A verdade é que os estrangeiros não nos vêem com o mesmo pessimismo com que nos vemos a nós próprios. A verdade é que os portugueses conseguem singrar lá fora e realizar os seus projectos. A verdade é que dificilmente se vê um espanhol, um inglês ou um francês a dizer que o seu país é uma "choldra".
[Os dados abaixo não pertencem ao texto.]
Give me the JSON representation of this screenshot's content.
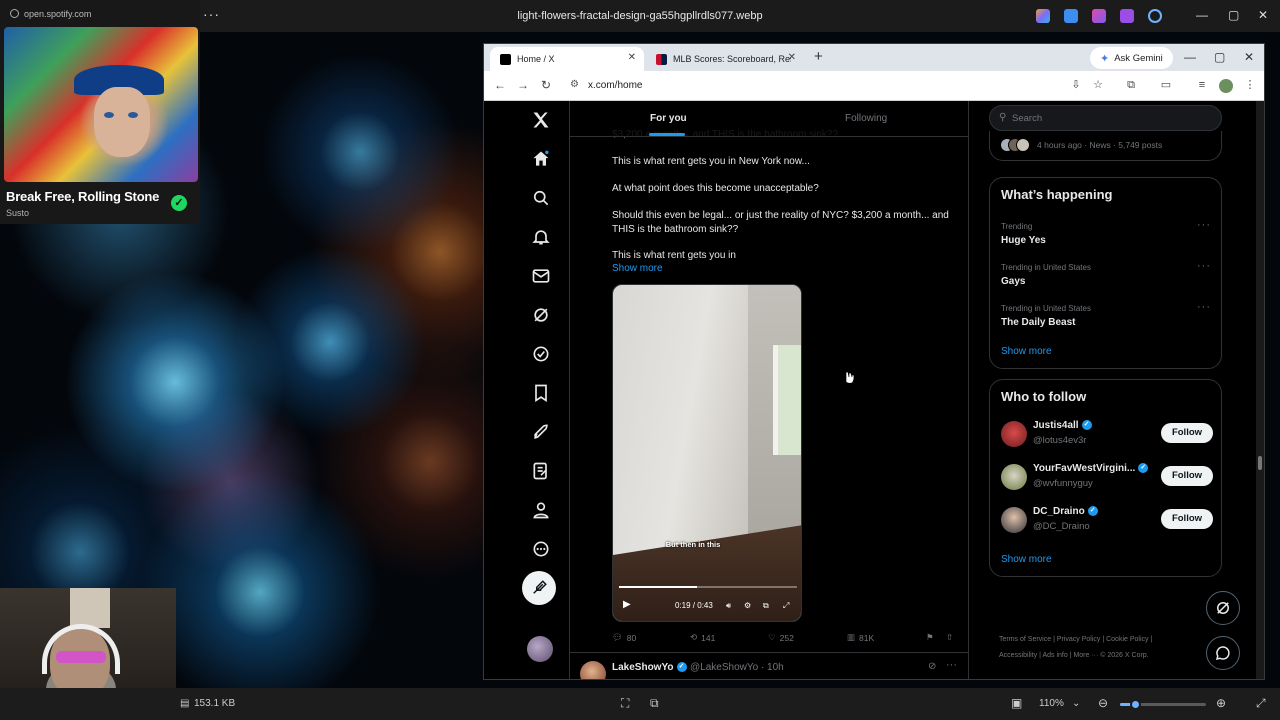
{
  "viewer": {
    "title": "light-flowers-fractal-design-ga55hgpllrdls077.webp",
    "file_size": "153.1 KB",
    "zoom": "110%",
    "zoom_fraction": 0.18
  },
  "spotify": {
    "url": "open.spotify.com",
    "track": "Break Free, Rolling Stone",
    "artist": "Susto"
  },
  "browser": {
    "tabs": [
      {
        "label": "Home / X",
        "active": true
      },
      {
        "label": "MLB Scores: Scoreboard, Result",
        "active": false
      }
    ],
    "gemini_label": "Ask Gemini",
    "url": "x.com/home"
  },
  "x": {
    "feed_tabs": [
      "For you",
      "Following"
    ],
    "post": {
      "lines": [
        "$3,200 a month... and THIS is the bathroom sink??",
        "This is what rent gets you in New York now...",
        "At what point does this become unacceptable?",
        "Should this even be legal... or just the reality of NYC? $3,200 a month... and THIS is the bathroom sink??",
        "This is what rent gets you in"
      ],
      "show_more": "Show more",
      "video": {
        "caption": "But then in this",
        "time": "0:19 / 0:43",
        "progress": 0.44
      },
      "actions": {
        "replies": "80",
        "reposts": "141",
        "likes": "252",
        "views": "81K"
      }
    },
    "next_post": {
      "name": "LakeShowYo",
      "handle": "@LakeShowYo · 10h"
    },
    "sidebar": {
      "search_placeholder": "Search",
      "top_trend_meta": "4 hours ago · News · 5,749 posts",
      "whats_happening": {
        "title": "What’s happening",
        "trends": [
          {
            "context": "Trending",
            "name": "Huge Yes"
          },
          {
            "context": "Trending in United States",
            "name": "Gays"
          },
          {
            "context": "Trending in United States",
            "name": "The Daily Beast"
          }
        ],
        "show_more": "Show more"
      },
      "who_to_follow": {
        "title": "Who to follow",
        "accounts": [
          {
            "name": "Justis4all",
            "handle": "@lotus4ev3r"
          },
          {
            "name": "YourFavWestVirgini...",
            "handle": "@wvfunnyguy"
          },
          {
            "name": "DC_Draino",
            "handle": "@DC_Draino"
          }
        ],
        "follow_label": "Follow",
        "show_more": "Show more"
      },
      "footer": {
        "line1": "Terms of Service  |  Privacy Policy  |  Cookie Policy  |",
        "line2": "Accessibility  |  Ads info  |  More ···  © 2026 X Corp."
      }
    }
  },
  "colors": {
    "x_blue": "#1d9bf0",
    "spotify_green": "#1ed760"
  }
}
E outras mais verdades se poderiam enunciar. Até já tenho recebido mails com dizeres do género: "Ó Eça volta novamente!" Para fazer o quê? Para ser mais um demolidor do moral da Nação? Provavelmente mais um invejoso sedento de mordomia? Não, desses o País não precisa. O País precisa, sim, é de tomar consciência de que é capaz de triunfar como os seus parceiros da Europa. Para isso, a sociedade civil tem de repensar a sua atitude e de saber assumir e partilhar as responsabilidades colectivas. É urgente acabar com o pensamento mesquinho e com a estreiteza provinciana com que olhamos a Pátria. A começar pelas elites intelectuais e pelas organizações partidárias. A verdade não pode ser para eles tão multiforme, não pode ser uma se estamos no governo e outra se estamos na oposição. Os camaleões são a mais abjecta praga que pode atacar um país. A comunicação social tem de servir seriamente o interesse do País servindo-se, não de gente inculta, inexperiente e leviana, mas de profissionais capazes e responsáveis. A classe empresarial tem de assumir a integridade do seu papel cívico, não visando apenas o lucro desmedido, mas emparceirando com o Estado na realização dos objectivos de justiça social.

Só assim podemos alimentar o sonho de tempos futuros mais risonhos.
Eu até admiro a obra literária do Eça de Queirós, que já li quase toda, mas dispenso receber mais crónicas de "As Farpas".

É claro que gostaria de ouvir a vossa opinião.